Power consumers to bear Rs10.6bn extra burden
• Net impact slightly lower than March by 21 paise per unit
• FPCCI warns hikes threaten industrial viability
ISLAMABAD: The National Electric Power Regulatory Authority (Nepra) on Wednesday notified an additional burden of about Rs10.57 billion on electricity consumers by allowing a Rs1.42 per unit increase in fuel cost adjustment (FCA) to be reflected in April bills.
However, the net average impact will be slightly lower, as the new FCA replaces a higher Rs1.63 per unit charge applied in March, resulting in an overall decrease of 21 paise per unit.
In a notification, Nepra said the positive FCA for February 2026 — Rs1.4235 per unit — would be applicable to all consumer categories of K-Electric and ex-Wapda distribution companies (XWDISCOs), except lifeline consumers, electric vehicle charging stations (EVCS) and prepaid consumers across all categories.
The regulator said the adjustment would also apply to incremental consumption package consumers, and power distribution companies as well as K-Electric were required to reflect the FCA in April 2026 billing.

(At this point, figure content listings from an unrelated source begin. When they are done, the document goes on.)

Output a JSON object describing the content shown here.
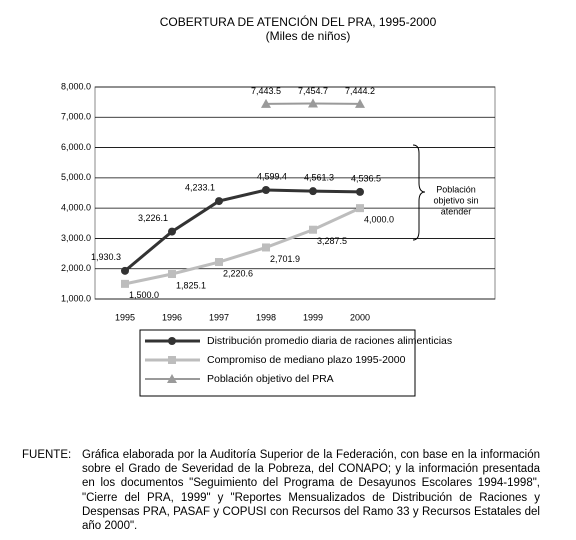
{
  "chart_data": {
    "type": "line",
    "title": "COBERTURA DE ATENCIÓN DEL PRA,  1995-2000",
    "subtitle": "(Miles de niños)",
    "categories": [
      "1995",
      "1996",
      "1997",
      "1998",
      "1999",
      "2000"
    ],
    "ylim": [
      1000,
      8000
    ],
    "yticks": [
      {
        "value": 1000,
        "label": "1,000.0"
      },
      {
        "value": 2000,
        "label": "2,000.0"
      },
      {
        "value": 3000,
        "label": "3,000.0"
      },
      {
        "value": 4000,
        "label": "4,000.0"
      },
      {
        "value": 5000,
        "label": "5,000.0"
      },
      {
        "value": 6000,
        "label": "6,000.0"
      },
      {
        "value": 7000,
        "label": "7,000.0"
      },
      {
        "value": 8000,
        "label": "8,000.0"
      }
    ],
    "grid": true,
    "series": [
      {
        "name": "Distribución promedio diaria de raciones alimenticias",
        "color": "#333333",
        "marker": "circle",
        "values": [
          1930.3,
          3226.1,
          4233.1,
          4599.4,
          4561.3,
          4536.5
        ],
        "value_labels": [
          "1,930.3",
          "3,226.1",
          "4,233.1",
          "4,599.4",
          "4,561.3",
          "4,536.5"
        ]
      },
      {
        "name": "Compromiso de mediano plazo 1995-2000",
        "color": "#bdbdbd",
        "marker": "square",
        "values": [
          1500.0,
          1825.1,
          2220.6,
          2701.9,
          3287.5,
          4000.0
        ],
        "value_labels": [
          "1,500.0",
          "1,825.1",
          "2,220.6",
          "2,701.9",
          "3,287.5",
          "4,000.0"
        ]
      },
      {
        "name": "Población objetivo del PRA",
        "color": "#9a9a9a",
        "marker": "triangle",
        "values": [
          null,
          null,
          null,
          7443.5,
          7454.7,
          7444.2
        ],
        "value_labels": [
          null,
          null,
          null,
          "7,443.5",
          "7,454.7",
          "7,444.2"
        ]
      }
    ],
    "annotation": [
      "Población",
      "objetivo sin",
      "atender"
    ]
  },
  "footer": {
    "label": "FUENTE:",
    "text": "Gráfica elaborada por la  Auditoría Superior de la Federación, con base en la información sobre el Grado de Severidad de la Pobreza, del CONAPO; y la información presentada en los documentos \"Seguimiento del Programa de Desayunos Escolares 1994-1998\", \"Cierre del PRA, 1999\" y \"Reportes Mensualizados de Distribución de Raciones y Despensas PRA, PASAF y COPUSI con Recursos del Ramo 33 y Recursos Estatales del año 2000\"."
  }
}
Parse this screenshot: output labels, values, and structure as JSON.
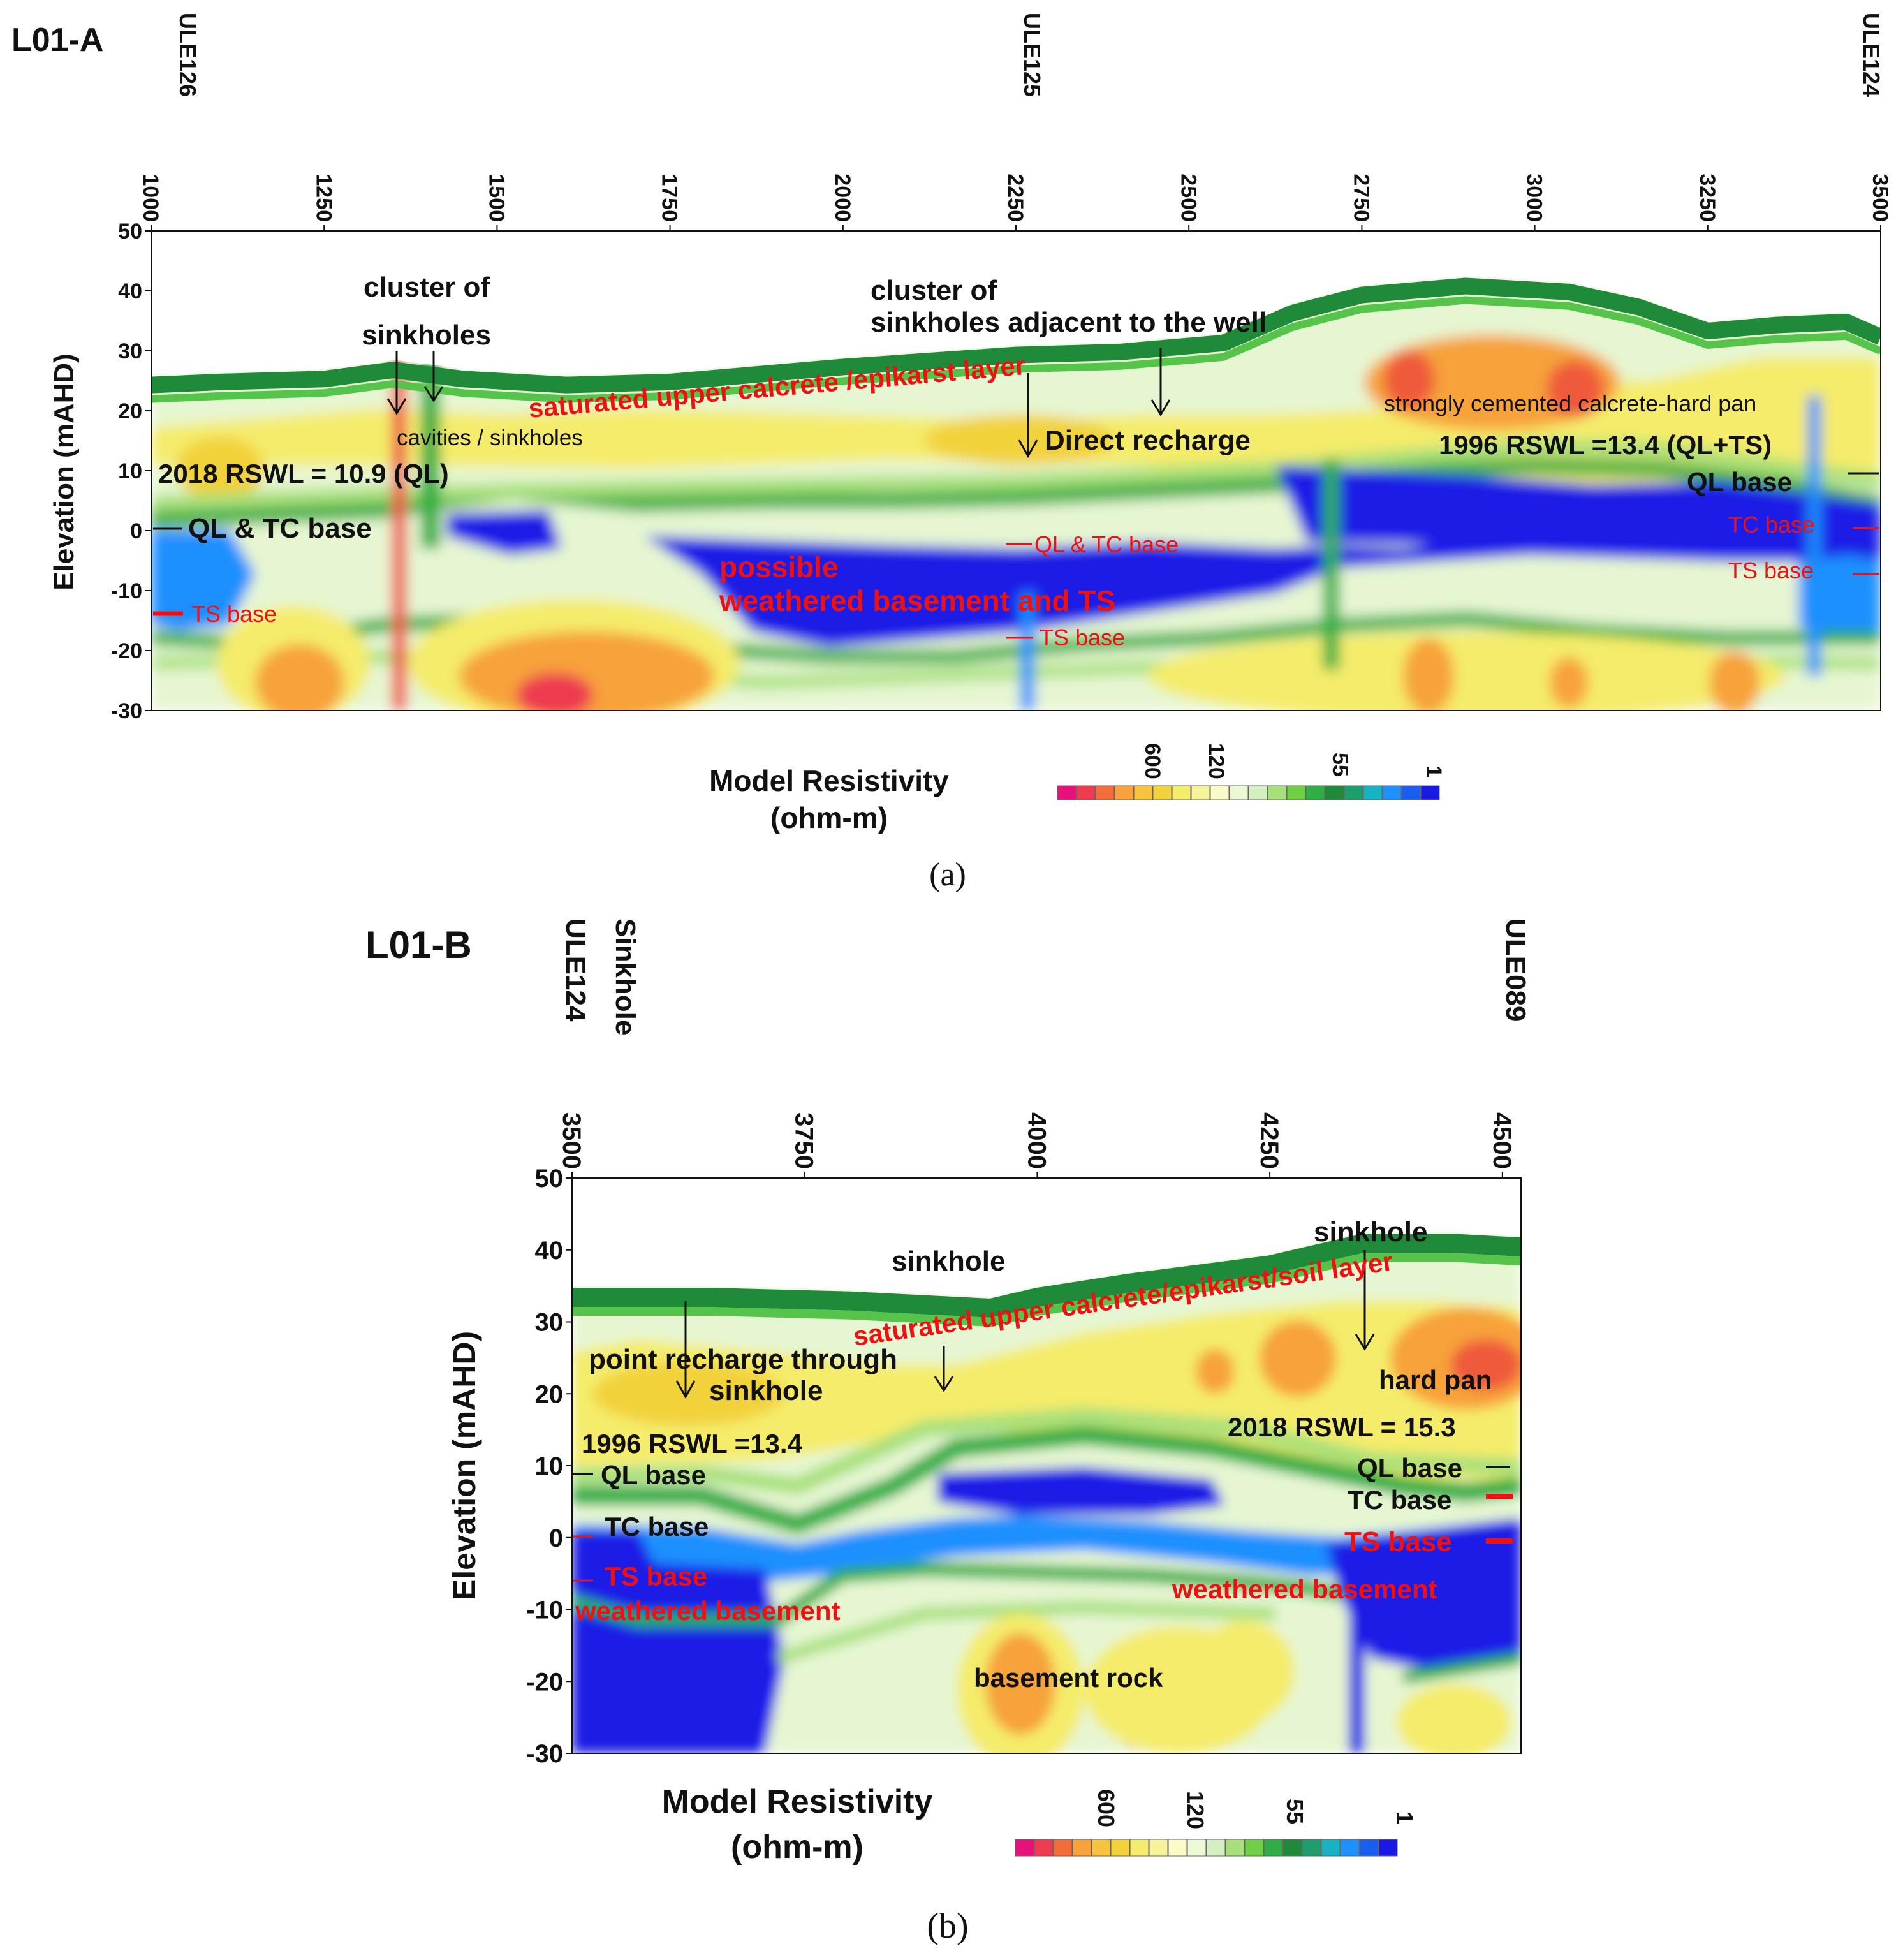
{
  "panels": [
    {
      "id": "a",
      "title": "L01-A",
      "caption": "(a)",
      "wells": [
        "ULE126",
        "ULE125",
        "ULE124"
      ],
      "annotations": {
        "cluster1_line1": "cluster of",
        "cluster1_line2": "sinkholes",
        "cluster2_line1": "cluster of",
        "cluster2_line2": "sinkholes adjacent to the well",
        "saturated": "saturated upper calcrete /epikarst layer",
        "cavities": "cavities / sinkholes",
        "direct": "Direct recharge",
        "cemented": "strongly cemented calcrete-hard pan",
        "rswl2018": "2018 RSWL = 10.9 (QL)",
        "rswl1996": "1996 RSWL =13.4 (QL+TS)",
        "ql_tc_base": "QL & TC base",
        "ts_base_left": "TS base",
        "possible1": "possible",
        "possible2": "weathered basement and TS",
        "ql_tc_base_mid": "QL & TC base",
        "ts_base_mid": "TS base",
        "ql_base_right": "QL base",
        "tc_base_right": "TC base",
        "ts_base_right": "TS base"
      },
      "legend": {
        "title1": "Model Resistivity",
        "title2": "(ohm-m)",
        "ticks": [
          "600",
          "120",
          "55",
          "1"
        ]
      }
    },
    {
      "id": "b",
      "title": "L01-B",
      "caption": "(b)",
      "wells": [
        "ULE124",
        "Sinkhole",
        "ULE089"
      ],
      "annotations": {
        "sinkhole1": "sinkhole",
        "sinkhole2": "sinkhole",
        "saturated": "saturated upper calcrete/epikarst/soil layer",
        "point1": "point recharge through",
        "point2": "sinkhole",
        "rswl1996": "1996 RSWL =13.4",
        "ql_base_left": "QL base",
        "tc_base_left": "TC base",
        "ts_base_left": "TS base",
        "weathered_left": "weathered basement",
        "hardpan": "hard pan",
        "rswl2018": "2018 RSWL = 15.3",
        "ql_base_right": "QL base",
        "tc_base_right": "TC base",
        "ts_base_right": "TS base",
        "weathered_right": "weathered basement",
        "basement": "basement rock"
      },
      "legend": {
        "title1": "Model Resistivity",
        "title2": "(ohm-m)",
        "ticks": [
          "600",
          "120",
          "55",
          "1"
        ]
      }
    }
  ],
  "colors": {
    "annotation_red": "#ee1111",
    "text_black": "#111111",
    "very_low": "#1a1ae6",
    "low": "#1e90ff",
    "green": "#2fae45",
    "light_green": "#a7e07a",
    "pale": "#e6f6d2",
    "yellow": "#f4ec6b",
    "orange": "#f7a23a",
    "high": "#ee3b4f"
  },
  "chart_data": [
    {
      "type": "heatmap",
      "panel": "a",
      "title": "L01-A",
      "xlabel": "",
      "ylabel": "Elevation (mAHD)",
      "xlim": [
        1000,
        3500
      ],
      "ylim": [
        -30,
        50
      ],
      "x_ticks": [
        1000,
        1250,
        1500,
        1750,
        2000,
        2250,
        2500,
        2750,
        3000,
        3250,
        3500
      ],
      "y_ticks": [
        50,
        40,
        30,
        20,
        10,
        0,
        -10,
        -20,
        -30
      ],
      "surface": [
        [
          1000,
          26
        ],
        [
          1100,
          26.5
        ],
        [
          1250,
          27
        ],
        [
          1350,
          28.5
        ],
        [
          1450,
          27
        ],
        [
          1600,
          26
        ],
        [
          1750,
          26.5
        ],
        [
          2000,
          29
        ],
        [
          2250,
          31
        ],
        [
          2400,
          31.5
        ],
        [
          2550,
          33
        ],
        [
          2650,
          38
        ],
        [
          2750,
          41
        ],
        [
          2900,
          42.5
        ],
        [
          3050,
          41.5
        ],
        [
          3150,
          39
        ],
        [
          3250,
          35
        ],
        [
          3350,
          36
        ],
        [
          3450,
          36.5
        ],
        [
          3500,
          34
        ]
      ],
      "markers": {
        "ULE126": 1000,
        "ULE125": 2180,
        "ULE124": 3500
      },
      "colorbar": {
        "label": "Model Resistivity (ohm-m)",
        "tick_labels": [
          "600",
          "120",
          "55",
          "1"
        ]
      }
    },
    {
      "type": "heatmap",
      "panel": "b",
      "title": "L01-B",
      "xlabel": "",
      "ylabel": "Elevation (mAHD)",
      "xlim": [
        3500,
        4520
      ],
      "ylim": [
        -30,
        50
      ],
      "x_ticks": [
        3500,
        3750,
        4000,
        4250,
        4500
      ],
      "y_ticks": [
        50,
        40,
        30,
        20,
        10,
        0,
        -10,
        -20,
        -30
      ],
      "surface": [
        [
          3500,
          35
        ],
        [
          3650,
          35
        ],
        [
          3800,
          34.5
        ],
        [
          3950,
          33.5
        ],
        [
          4000,
          35
        ],
        [
          4100,
          37
        ],
        [
          4250,
          39.5
        ],
        [
          4350,
          42.5
        ],
        [
          4450,
          42.5
        ],
        [
          4520,
          42
        ]
      ],
      "markers": {
        "ULE124": 3500,
        "Sinkhole": 3560,
        "ULE089": 4520
      },
      "colorbar": {
        "label": "Model Resistivity (ohm-m)",
        "tick_labels": [
          "600",
          "120",
          "55",
          "1"
        ]
      }
    }
  ]
}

Nepra noted that additional power supply from the national grid to K-Electric had a positive impact on all consumers across the country. “In the absence of such supply, the cost of electricity for consumers would have increased by Rs1.05 per unit on account of FCA and by Rs3.03 per unit due to quarterly capacity purchase price, resulting in an overall increase of Rs4.08 per unit,” it said.
The regulator also cited concerns raised by the Federation of Pakistan Chambers of Commerce and Industry (FPCCI), whose representative Rehan Javed said the industrial sector had borne an aggregate burden of Rs564.7bn over the past three years due to cross-subsidies and Power Holding Limited surcharge. He warned that further increases would be unsustainable and detrimental to industrial viability.
The FPCCI demanded that FCA calculations be made transparent, disclosed in a timely manner and aligned with actual fuel procurement data. The FPCCI and other consumers also demanded that a reduction of Rs0.62 per unit in the base tariff, effective from Jan 1, 2026, be passed on to consumers without delay.
The Ministry of Energy’s Power Division, however, maintained that tariffs were determined in accordance with the law to reflect prudent and efficient costs of electricity supply. It said tariff projections were based on key variables such as fuel prices, exchange rates, demand patterns and generation mix.
“However, as these variables, particularly international fuel prices and supply disruptions, are largely beyond the control of the regulator, Discos and the government, accordingly, any resultant variations are duly passed through to consumers via the FCA mechanism, in accordance with the prescribed regulatory framework, to ensure alignment of tariffs with actual costs”, the division said.
It also said that in view of historically high industrial tariffs and to enhance industrial competitiveness, the government had undertaken significant measures, including the recent decision to eliminate cross-subsidy for industrial consumers, resulting in a tariff reduction of Rs4.04 per unit.
This is on top of industrial tariffs (pre-taxes) coming down from Rs49.19 per unit (18 US cents) in March 2024 to Rs34.75 per unit (12 cents) in March 2026, reflecting a substantial decrease of Rs14.44 per unit over a relatively short period.
In addition, a three-year incremental consumption package has been introduced at a concessional rate of Rs22.98 per unit to incentivise increased consumption in industrial and agricultural sectors, improve grid stability, and generate broader economic benefits such as enhanced industrial output, increased revenues, higher tax collection, rural productivity, and employment, Nepra quoted the power division in its detailed judgement.
The FCA is reviewed monthly under the prevailing tariff regime and is typically applicable for one billing cycle.
Under this mechanism, changes in fuel costs are passed on to consumers automatically, while quarterly adjustments related to power purchase price, capacity charges and system costs are incorporated into the base tariff by the federal government.